For fans of: J Balvin, Maluma
Willie Gomez may have toured the world as a backup dancer for pop titans like Katy Perry, Britney Spears, and Kylie Minogue, but the Dominican heartthrob is prepared to step into his own spotlight. With his party-forward debut album, last year’s Del Cibao, Gomez is taking the stage at Omaha’s Heartland Pride (June 15) to show off his solo star power.
Check out: “Morjadoes,” “Yun Yun”
For fans of: Idina Menzel, Victoria Monét
A self-described “artivist,” NYC-based Mila Jam has built her fanbase by combining her outspoken LGBTQ advocacy with soulful, pop melodies. Her latest anthem, “Say Your Name,” was released on Transgender Day of Visibility to empower the transgender and drag community amidst the ominous political climate. She’ll join Christina Aguilera and Angelica Ross for Stonewall Day (June 23) in her home city.
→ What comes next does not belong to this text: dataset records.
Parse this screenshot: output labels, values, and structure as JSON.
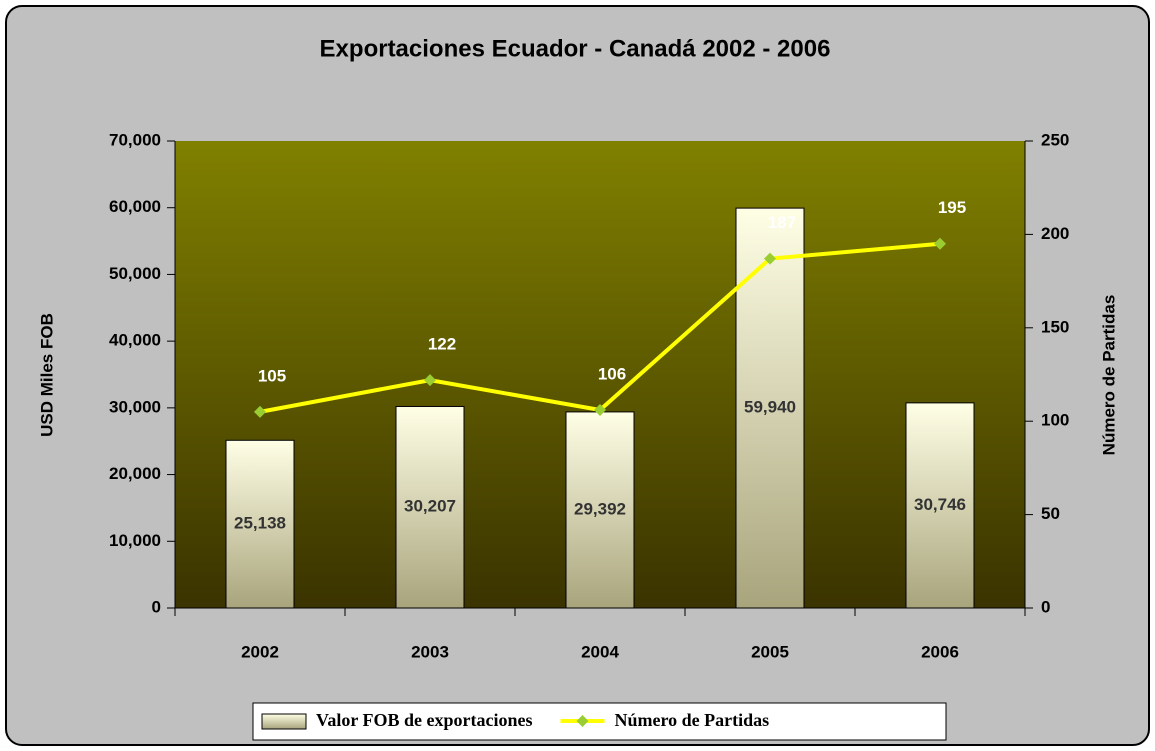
{
  "chart_data": {
    "type": "bar_line",
    "title": "Exportaciones Ecuador - Canadá 2002 - 2006",
    "y_label": "USD Miles FOB",
    "y2_label": "Número de Partidas",
    "categories": [
      "2002",
      "2003",
      "2004",
      "2005",
      "2006"
    ],
    "series": [
      {
        "name": "Valor FOB de exportaciones",
        "type": "bar",
        "color": "#f5f3c8",
        "values": [
          25138,
          30207,
          29392,
          59940,
          30746
        ],
        "value_labels": [
          "25,138",
          "30,207",
          "29,392",
          "59,940",
          "30,746"
        ]
      },
      {
        "name": "Número de Partidas",
        "type": "line",
        "axis": "y2",
        "color": "#ffff00",
        "marker_color": "#9acd32",
        "values": [
          105,
          122,
          106,
          187,
          195
        ]
      }
    ],
    "ylim": [
      0,
      70000
    ],
    "yticks": [
      {
        "value": 0,
        "label": "0"
      },
      {
        "value": 10000,
        "label": "10,000"
      },
      {
        "value": 20000,
        "label": "20,000"
      },
      {
        "value": 30000,
        "label": "30,000"
      },
      {
        "value": 40000,
        "label": "40,000"
      },
      {
        "value": 50000,
        "label": "50,000"
      },
      {
        "value": 60000,
        "label": "60,000"
      },
      {
        "value": 70000,
        "label": "70,000"
      }
    ],
    "y2lim": [
      0,
      250
    ],
    "y2ticks": [
      0,
      50,
      100,
      150,
      200,
      250
    ],
    "legend": "bottom"
  }
}
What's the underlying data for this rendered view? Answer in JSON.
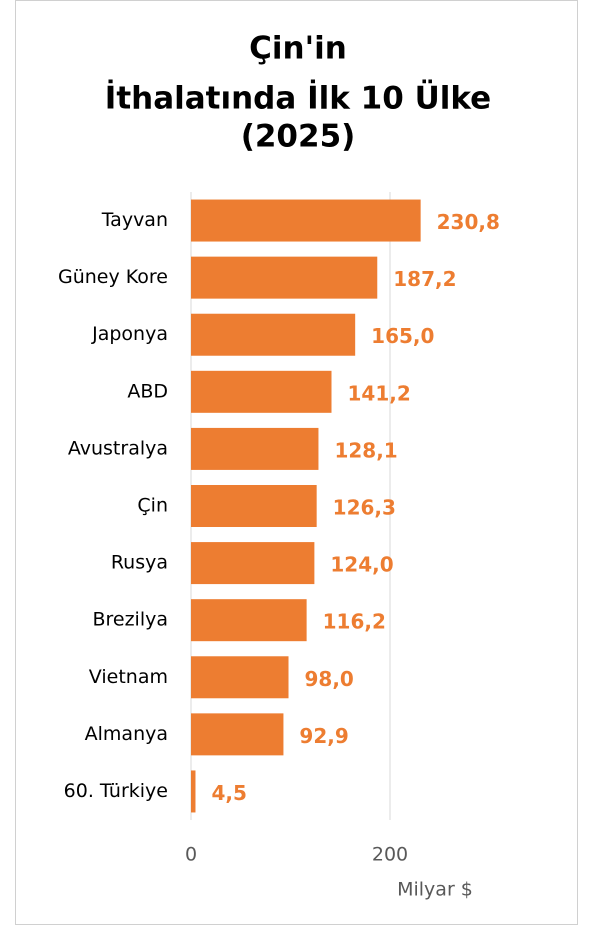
{
  "chart_data": {
    "type": "bar",
    "orientation": "horizontal",
    "title": [
      "Çin'in",
      "İthalatında İlk 10 Ülke",
      "(2025)"
    ],
    "categories": [
      "Tayvan",
      "Güney Kore",
      "Japonya",
      "ABD",
      "Avustralya",
      "Çin",
      "Rusya",
      "Brezilya",
      "Vietnam",
      "Almanya",
      "60. Türkiye"
    ],
    "values": [
      230.8,
      187.2,
      165.0,
      141.2,
      128.1,
      126.3,
      124.0,
      116.2,
      98.0,
      92.9,
      4.5
    ],
    "value_labels": [
      "230,8",
      "187,2",
      "165,0",
      "141,2",
      "128,1",
      "126,3",
      "124,0",
      "116,2",
      "98,0",
      "92,9",
      "4,5"
    ],
    "color": "#ed7d31",
    "xlim": [
      0,
      300
    ],
    "xticks": [
      0,
      200
    ],
    "grid": true,
    "x_label": "Milyar $"
  }
}
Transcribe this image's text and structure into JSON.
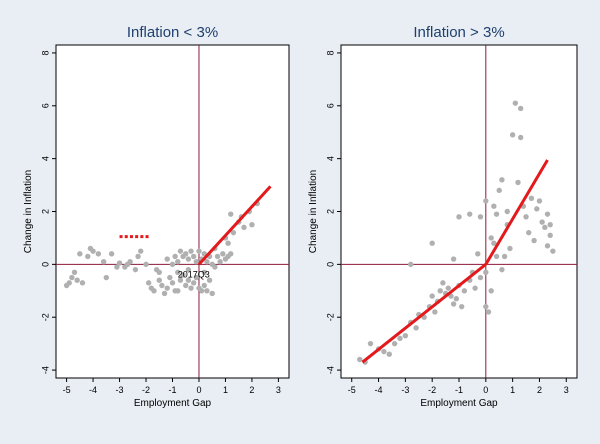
{
  "colors": {
    "background": "#e8eef4",
    "plot_area": "#ffffff",
    "frame": "#000000",
    "zero_lines": "#8b1a3a",
    "points": "#b0b0b0",
    "fit_line": "#e3191c",
    "title": "#1f3f6e",
    "annotation": "#000000"
  },
  "chart_data": [
    {
      "type": "scatter",
      "title": "Inflation < 3%",
      "xlabel": "Employment Gap",
      "ylabel": "Change in Inflation",
      "xlim": [
        -5.4,
        3.4
      ],
      "ylim": [
        -4.3,
        8.3
      ],
      "xticks": [
        -5,
        -4,
        -3,
        -2,
        -1,
        0,
        1,
        2,
        3
      ],
      "yticks": [
        -4,
        -2,
        0,
        2,
        4,
        6,
        8
      ],
      "grid": false,
      "reference_lines": {
        "x": 0,
        "y": 0
      },
      "annotation": {
        "text": "2017Q3",
        "x": -0.8,
        "y": -0.2
      },
      "fit_segments": [
        {
          "style": "solid",
          "x": [
            0,
            2.7
          ],
          "y": [
            0,
            2.95
          ]
        },
        {
          "style": "dotted",
          "x": [
            -3.0,
            -1.9
          ],
          "y": [
            1.05,
            1.05
          ]
        }
      ],
      "points": [
        [
          -5.0,
          -0.8
        ],
        [
          -4.9,
          -0.7
        ],
        [
          -4.8,
          -0.5
        ],
        [
          -4.7,
          -0.3
        ],
        [
          -4.6,
          -0.6
        ],
        [
          -4.4,
          -0.7
        ],
        [
          -4.5,
          0.4
        ],
        [
          -4.2,
          0.3
        ],
        [
          -4.1,
          0.6
        ],
        [
          -4.0,
          0.5
        ],
        [
          -3.8,
          0.4
        ],
        [
          -3.6,
          0.1
        ],
        [
          -3.5,
          -0.5
        ],
        [
          -3.3,
          0.4
        ],
        [
          -3.1,
          -0.1
        ],
        [
          -3.0,
          0.05
        ],
        [
          -2.8,
          -0.1
        ],
        [
          -2.7,
          0.0
        ],
        [
          -2.6,
          0.1
        ],
        [
          -2.4,
          -0.2
        ],
        [
          -2.3,
          0.3
        ],
        [
          -2.2,
          0.5
        ],
        [
          -2.0,
          0.0
        ],
        [
          -1.9,
          -0.7
        ],
        [
          -1.8,
          -0.9
        ],
        [
          -1.7,
          -1.0
        ],
        [
          -1.6,
          -0.2
        ],
        [
          -1.5,
          -0.3
        ],
        [
          -1.4,
          -0.8
        ],
        [
          -1.3,
          -1.1
        ],
        [
          -1.2,
          -0.9
        ],
        [
          -1.1,
          -0.5
        ],
        [
          -1.0,
          -0.7
        ],
        [
          -0.9,
          -1.0
        ],
        [
          -0.8,
          -1.0
        ],
        [
          -0.7,
          -0.6
        ],
        [
          -0.6,
          -0.4
        ],
        [
          -0.5,
          -0.8
        ],
        [
          -0.4,
          -0.6
        ],
        [
          -0.3,
          -0.9
        ],
        [
          -0.2,
          -0.7
        ],
        [
          -0.1,
          -0.5
        ],
        [
          0.0,
          -0.9
        ],
        [
          0.1,
          -1.0
        ],
        [
          0.2,
          -0.8
        ],
        [
          0.3,
          -1.0
        ],
        [
          0.4,
          -0.6
        ],
        [
          0.5,
          -1.1
        ],
        [
          -1.0,
          0.0
        ],
        [
          -0.9,
          0.3
        ],
        [
          -0.8,
          0.1
        ],
        [
          -0.7,
          0.5
        ],
        [
          -0.6,
          0.3
        ],
        [
          -0.5,
          0.4
        ],
        [
          -0.4,
          0.2
        ],
        [
          -0.3,
          0.5
        ],
        [
          -0.2,
          0.3
        ],
        [
          -0.1,
          0.1
        ],
        [
          0.0,
          0.5
        ],
        [
          0.1,
          0.2
        ],
        [
          0.2,
          0.4
        ],
        [
          0.3,
          0.1
        ],
        [
          0.4,
          0.3
        ],
        [
          0.5,
          0.0
        ],
        [
          0.6,
          -0.1
        ],
        [
          0.7,
          0.3
        ],
        [
          0.8,
          0.1
        ],
        [
          0.9,
          0.4
        ],
        [
          1.0,
          0.2
        ],
        [
          1.1,
          0.3
        ],
        [
          1.2,
          0.4
        ],
        [
          1.0,
          1.0
        ],
        [
          1.1,
          0.8
        ],
        [
          1.2,
          1.9
        ],
        [
          1.3,
          1.2
        ],
        [
          1.5,
          1.6
        ],
        [
          1.7,
          1.4
        ],
        [
          1.9,
          2.0
        ],
        [
          2.0,
          1.5
        ],
        [
          2.2,
          2.3
        ],
        [
          1.6,
          1.8
        ],
        [
          -1.5,
          -0.6
        ],
        [
          -1.2,
          0.2
        ],
        [
          -0.8,
          -0.3
        ],
        [
          -0.4,
          -0.2
        ],
        [
          0.2,
          -0.3
        ],
        [
          0.6,
          0.6
        ]
      ]
    },
    {
      "type": "scatter",
      "title": "Inflation > 3%",
      "xlabel": "Employment Gap",
      "ylabel": "Change in Inflation",
      "xlim": [
        -5.4,
        3.4
      ],
      "ylim": [
        -4.3,
        8.3
      ],
      "xticks": [
        -5,
        -4,
        -3,
        -2,
        -1,
        0,
        1,
        2,
        3
      ],
      "yticks": [
        -4,
        -2,
        0,
        2,
        4,
        6,
        8
      ],
      "grid": false,
      "reference_lines": {
        "x": 0,
        "y": 0
      },
      "fit_segments": [
        {
          "style": "solid",
          "x": [
            -4.6,
            0
          ],
          "y": [
            -3.7,
            0
          ]
        },
        {
          "style": "solid",
          "x": [
            0,
            2.3
          ],
          "y": [
            0,
            3.95
          ]
        }
      ],
      "points": [
        [
          -4.7,
          -3.6
        ],
        [
          -4.5,
          -3.7
        ],
        [
          -4.3,
          -3.0
        ],
        [
          -4.0,
          -3.2
        ],
        [
          -3.8,
          -3.3
        ],
        [
          -3.6,
          -3.4
        ],
        [
          -3.4,
          -3.0
        ],
        [
          -3.2,
          -2.8
        ],
        [
          -3.0,
          -2.7
        ],
        [
          -2.8,
          -2.2
        ],
        [
          -2.6,
          -2.4
        ],
        [
          -2.5,
          -1.9
        ],
        [
          -2.3,
          -2.0
        ],
        [
          -2.1,
          -1.6
        ],
        [
          -2.0,
          -1.2
        ],
        [
          -1.9,
          -1.8
        ],
        [
          -1.8,
          -1.4
        ],
        [
          -1.7,
          -1.0
        ],
        [
          -1.6,
          -0.7
        ],
        [
          -1.5,
          -1.1
        ],
        [
          -1.4,
          -0.9
        ],
        [
          -1.3,
          -1.2
        ],
        [
          -1.2,
          -1.5
        ],
        [
          -1.1,
          -1.3
        ],
        [
          -1.0,
          -0.8
        ],
        [
          -0.9,
          -1.6
        ],
        [
          -0.8,
          -1.0
        ],
        [
          -0.6,
          -0.6
        ],
        [
          -0.4,
          -0.9
        ],
        [
          -0.2,
          -0.5
        ],
        [
          0.0,
          -0.3
        ],
        [
          0.0,
          -1.6
        ],
        [
          0.1,
          -1.8
        ],
        [
          -0.2,
          1.8
        ],
        [
          0.0,
          2.4
        ],
        [
          0.2,
          1.0
        ],
        [
          0.3,
          0.8
        ],
        [
          0.4,
          1.9
        ],
        [
          0.5,
          2.8
        ],
        [
          0.6,
          3.2
        ],
        [
          0.7,
          0.3
        ],
        [
          0.8,
          1.5
        ],
        [
          0.9,
          0.6
        ],
        [
          1.0,
          4.9
        ],
        [
          1.1,
          6.1
        ],
        [
          1.3,
          5.9
        ],
        [
          1.3,
          4.8
        ],
        [
          1.2,
          3.1
        ],
        [
          1.4,
          2.2
        ],
        [
          1.5,
          1.8
        ],
        [
          1.6,
          1.2
        ],
        [
          1.8,
          0.9
        ],
        [
          1.9,
          2.1
        ],
        [
          2.0,
          2.4
        ],
        [
          2.1,
          1.6
        ],
        [
          2.2,
          1.4
        ],
        [
          2.3,
          1.9
        ],
        [
          2.4,
          1.1
        ],
        [
          2.3,
          0.7
        ],
        [
          2.5,
          0.5
        ],
        [
          2.4,
          1.5
        ],
        [
          -2.0,
          0.8
        ],
        [
          -1.0,
          1.8
        ],
        [
          -0.6,
          1.9
        ],
        [
          -0.3,
          0.4
        ],
        [
          0.4,
          0.3
        ],
        [
          0.6,
          -0.2
        ],
        [
          -2.8,
          0.0
        ],
        [
          -1.2,
          0.2
        ],
        [
          0.3,
          2.2
        ],
        [
          0.8,
          2.0
        ],
        [
          1.7,
          2.5
        ],
        [
          -0.5,
          -0.3
        ],
        [
          0.2,
          -1.0
        ]
      ]
    }
  ]
}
Check out: “Fierce,” “Say Your Name”
For fans of: Phoebe Bridgers, MUNA
For Nashville Pride (June 24) performer Mika Ratsula, visibility is key. They don’t shy away from vulnerable subjects; instead Ratsula, who identifies as nonbinary, leans into them, exploring topics like coming out and gender envy with honest storytelling over lo-fi soundscapes. On last year’s Made For Them EP, the singer-songwriter reimagined tracks by Harry Styles and Phoebe Bridgers to be completely gender-neutral.
Check out: “jealous of my brother,” “Missing June”
Some artists covered here are Warner Music artists. Uproxx is an independent subsidiary of Warner Music Group.